The thing with carbon fiber is that damage is often invisible. Many failures are under the surface, and they start from less than obvious impacts like dropping the bike or a collision. Here, I'll depart slightly from Jeff. Detecting sub-surface failures really needs ultrasonic or similar imaging, which requires a competent specialist operator. Those skills are not common, and bike mechanics aren't likely to have them. Appleman and Raoul Luescher, another prominent carbon fiber repair person based in Australia, both got their start in the aerospace industry (Appleman also worked on wind turbine blades). So, you could bring the bike in to the store, but they aren't likely to have better insight than what we can say here.

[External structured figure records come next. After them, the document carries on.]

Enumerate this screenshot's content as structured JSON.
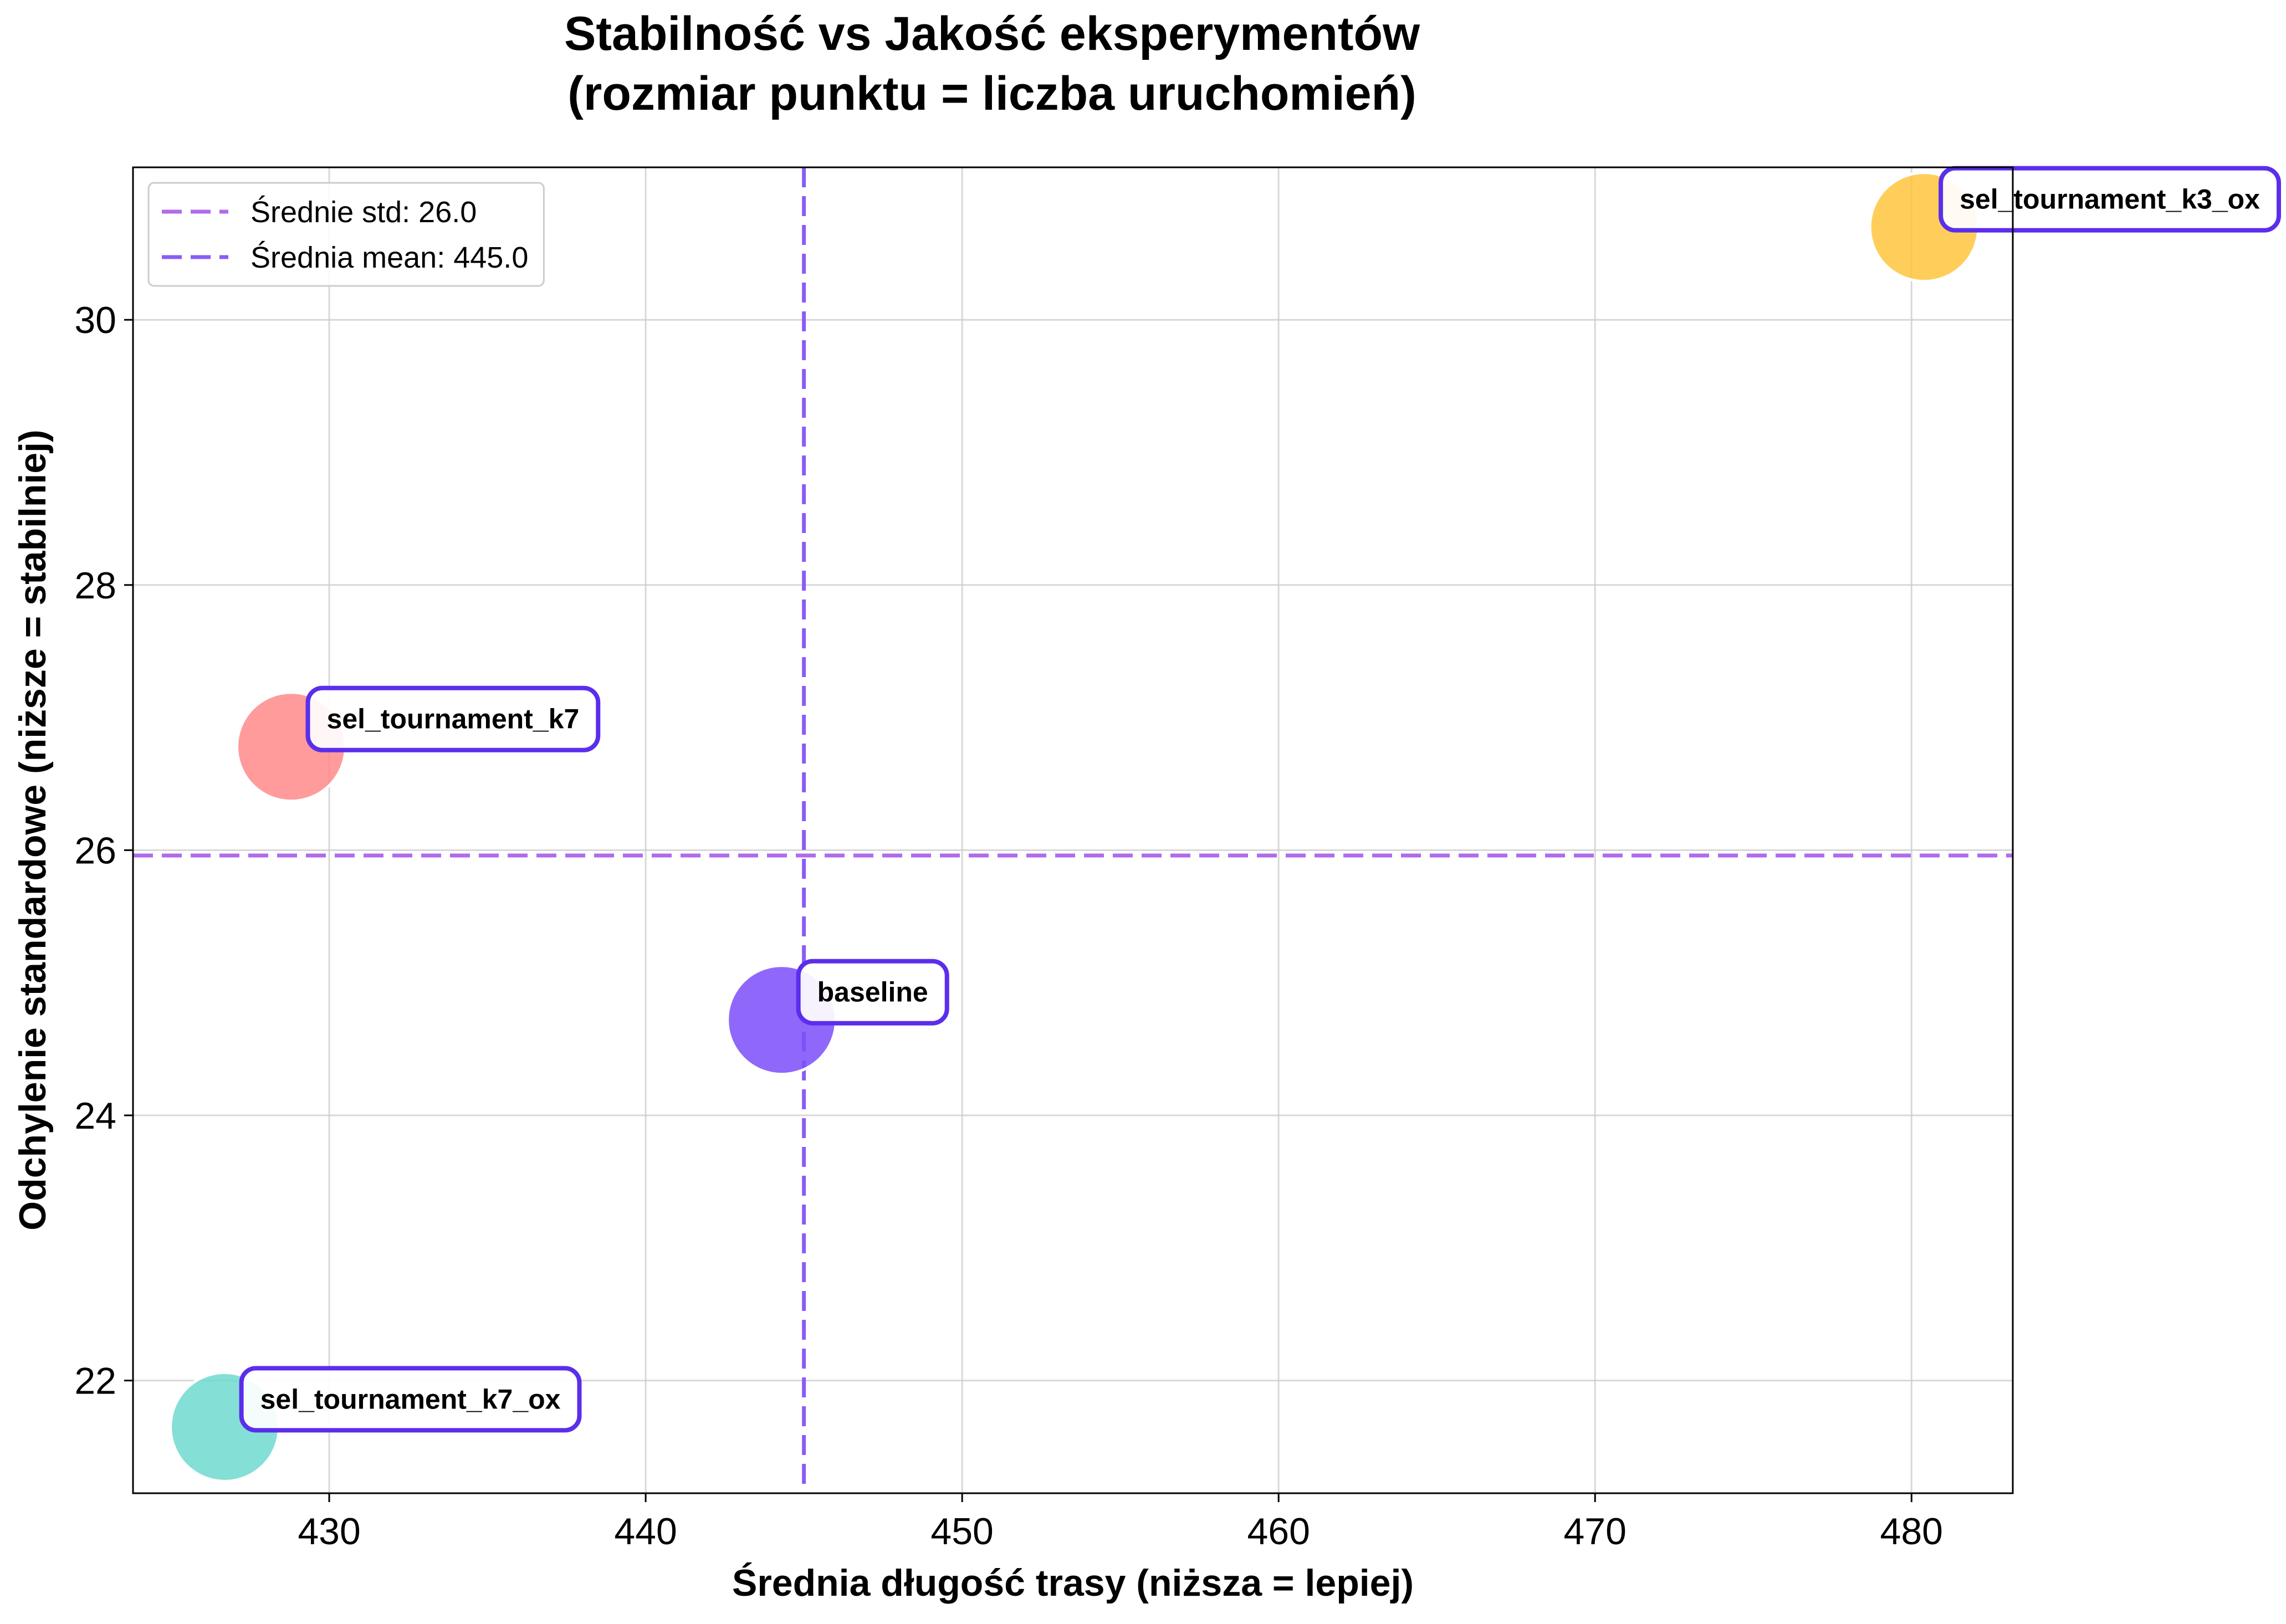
{
  "chart_data": {
    "type": "scatter",
    "title": "Stabilność vs Jakość eksperymentów",
    "subtitle": "(rozmiar punktu = liczba uruchomień)",
    "xlabel": "Średnia długość trasy (niższa = lepiej)",
    "ylabel": "Odchylenie standardowe (niższe = stabilniej)",
    "xlim": [
      423.8,
      483.2
    ],
    "ylim": [
      21.15,
      31.15
    ],
    "xticks": [
      "430",
      "440",
      "450",
      "460",
      "470",
      "480"
    ],
    "yticks": [
      "22",
      "24",
      "26",
      "28",
      "30"
    ],
    "grid": true,
    "legend_position": "top-left",
    "points": [
      {
        "label": "sel_tournament_k3_ox",
        "x": 480.4,
        "y": 30.7,
        "color": "#FFC53D"
      },
      {
        "label": "sel_tournament_k7",
        "x": 428.8,
        "y": 26.78,
        "color": "#FF8A8A"
      },
      {
        "label": "baseline",
        "x": 444.3,
        "y": 24.72,
        "color": "#7B4DFA"
      },
      {
        "label": "sel_tournament_k7_ox",
        "x": 426.7,
        "y": 21.65,
        "color": "#6ED9CF"
      }
    ],
    "reference_lines": [
      {
        "orientation": "horizontal",
        "value": 25.96,
        "legend": "Średnie std: 26.0",
        "color": "#B06BEB"
      },
      {
        "orientation": "vertical",
        "value": 445.0,
        "legend": "Średnia mean: 445.0",
        "color": "#8A5CF5"
      }
    ],
    "label_border_color": "#5B2EEB"
  }
}
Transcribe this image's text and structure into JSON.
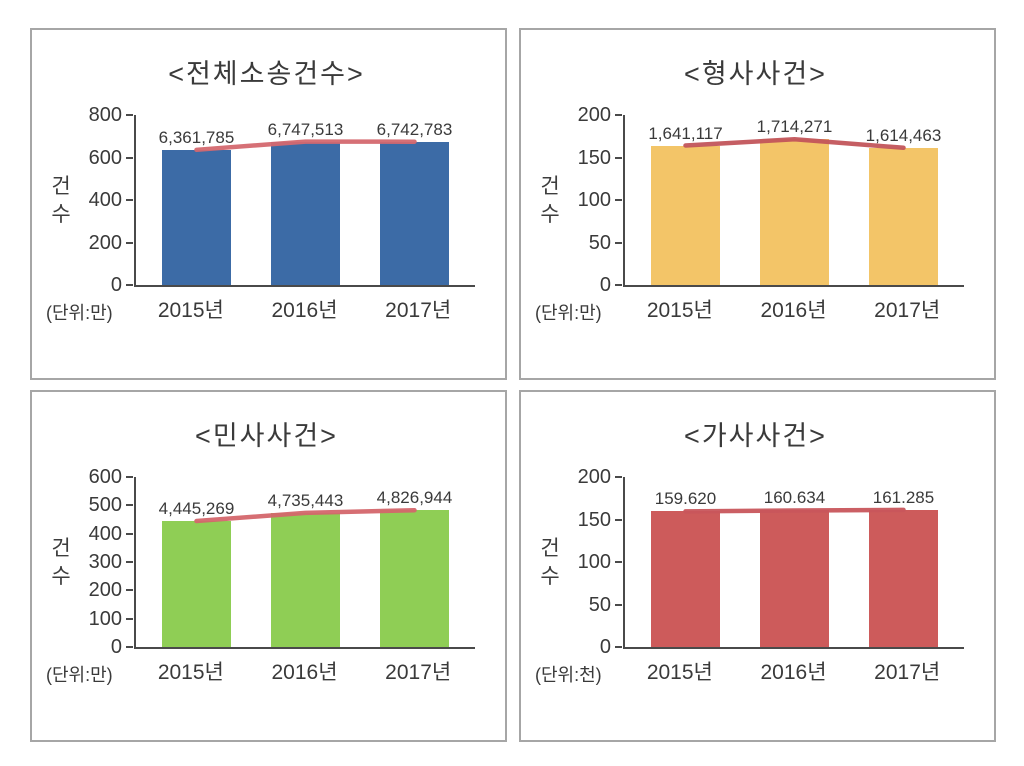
{
  "chart_data": [
    {
      "type": "bar",
      "title": "<전체소송건수>",
      "y_axis_label": "건수",
      "unit_label": "(단위:만)",
      "categories": [
        "2015년",
        "2016년",
        "2017년"
      ],
      "values": [
        6361785,
        6747513,
        6742783
      ],
      "value_labels": [
        "6,361,785",
        "6,747,513",
        "6,742,783"
      ],
      "scale_divisor": 10000,
      "y_ticks": [
        0,
        200,
        400,
        600,
        800
      ],
      "ylim": [
        0,
        800
      ],
      "grid": false,
      "legend": false,
      "overlay_line": true,
      "bar_color": "#3c6ba6",
      "line_color": "#d4686f"
    },
    {
      "type": "bar",
      "title": "<형사사건>",
      "y_axis_label": "건수",
      "unit_label": "(단위:만)",
      "categories": [
        "2015년",
        "2016년",
        "2017년"
      ],
      "values": [
        1641117,
        1714271,
        1614463
      ],
      "value_labels": [
        "1,641,117",
        "1,714,271",
        "1,614,463"
      ],
      "scale_divisor": 10000,
      "y_ticks": [
        0,
        50,
        100,
        150,
        200
      ],
      "ylim": [
        0,
        200
      ],
      "grid": false,
      "legend": false,
      "overlay_line": true,
      "bar_color": "#f3c568",
      "line_color": "#c2555b"
    },
    {
      "type": "bar",
      "title": "<민사사건>",
      "y_axis_label": "건수",
      "unit_label": "(단위:만)",
      "categories": [
        "2015년",
        "2016년",
        "2017년"
      ],
      "values": [
        4445269,
        4735443,
        4826944
      ],
      "value_labels": [
        "4,445,269",
        "4,735,443",
        "4,826,944"
      ],
      "scale_divisor": 10000,
      "y_ticks": [
        0,
        100,
        200,
        300,
        400,
        500,
        600
      ],
      "ylim": [
        0,
        600
      ],
      "grid": false,
      "legend": false,
      "overlay_line": true,
      "bar_color": "#8fce55",
      "line_color": "#d4666c"
    },
    {
      "type": "bar",
      "title": "<가사사건>",
      "y_axis_label": "건수",
      "unit_label": "(단위:천)",
      "categories": [
        "2015년",
        "2016년",
        "2017년"
      ],
      "values": [
        159620,
        160634,
        161285
      ],
      "value_labels": [
        "159.620",
        "160.634",
        "161.285"
      ],
      "scale_divisor": 1000,
      "y_ticks": [
        0,
        50,
        100,
        150,
        200
      ],
      "ylim": [
        0,
        200
      ],
      "grid": false,
      "legend": false,
      "overlay_line": true,
      "bar_color": "#cd5b5b",
      "line_color": "#c8565c"
    }
  ]
}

To be clear: carbon fiber is very strong, and it has extremely long lifespan if handled properly. It is also repairable; with metal frames, a damaged tube would need to be cut out and replaced entirely, whereas with carbon fiber you can repair just the damaged section. It takes more than a little knock to kill a carbon frame. The issue is that it's possible for a knock on the frame to later lead to a failure, and you won't be able to see the damage. So, as with all bikes, you do need to learn how the bike feels and sounds, and you do want to inspect for damage periodically. The chips on the bike are in locations where a failure won't cause a crash, so I would accept this.
As to the wheel, even though it's aluminum, I'd say the same. The damage is cosmetic. Alloy rims can take abuse. That doesn't look to be structural. With aluminum, you would be looking for dents. The scuffed area is hard to dent, but if it did get dented, I would think that watchful waiting would be acceptable. A dent could certainly fail some time down the line, so you would want to keep watch over it.